Right now, the bulk of my work life is actually spent ghostwriting. The client's business-materials editor posted that his client was looking for someone to help with characterization in a novel. I ended up winning that contract. He came to me with one monster book. I helped him realize it needed to be at least a trilogy, and now he has plans for a ten-book series--and I'm helping write it. But I got the job because of the work I've done on the development side of editing--and because I've spent SO MUCH TIME learning about characterization (via acting, fandom/writing fanfic, reading, etc.). So. It all feeds into the same place.
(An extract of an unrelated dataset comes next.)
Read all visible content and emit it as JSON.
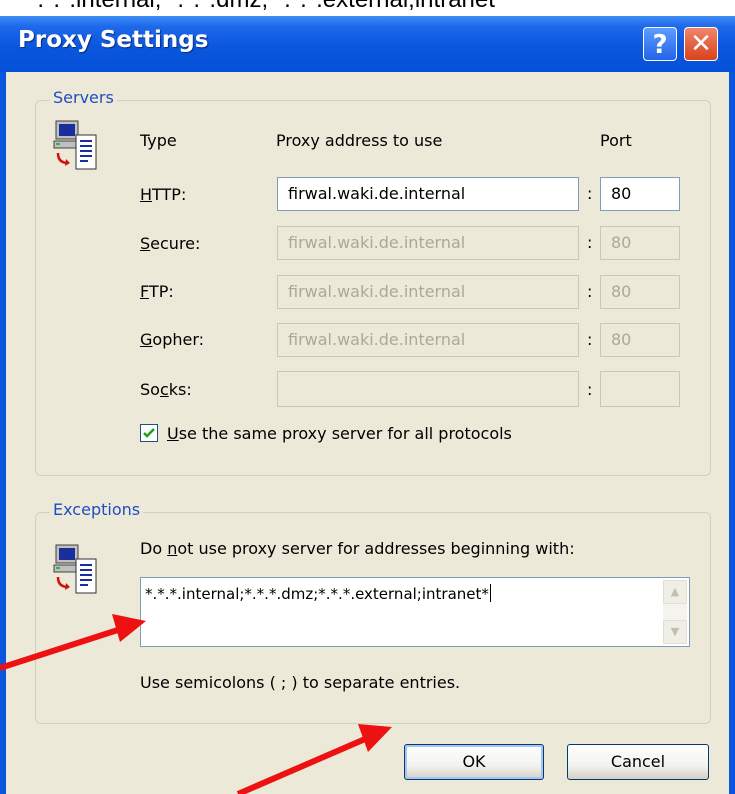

The tl;dr is that my experience has been a bizarre mix of being in the right place at the right time, ongoing professional development, and learning the value of volunteering with an association. If I were starting down this career path right now, I'd probably do an editing certificate (there are many out there, depending on country). I'd definitely join an association sooner (even as a student member) and volunteer.
Actually, the ultimate tl;dr is ... this industry IS CONFUSING. So, don't feel bad about being confused. It's actually probably about eight different kinds of job wearing a trench-coat and pretending it's something called "Editing."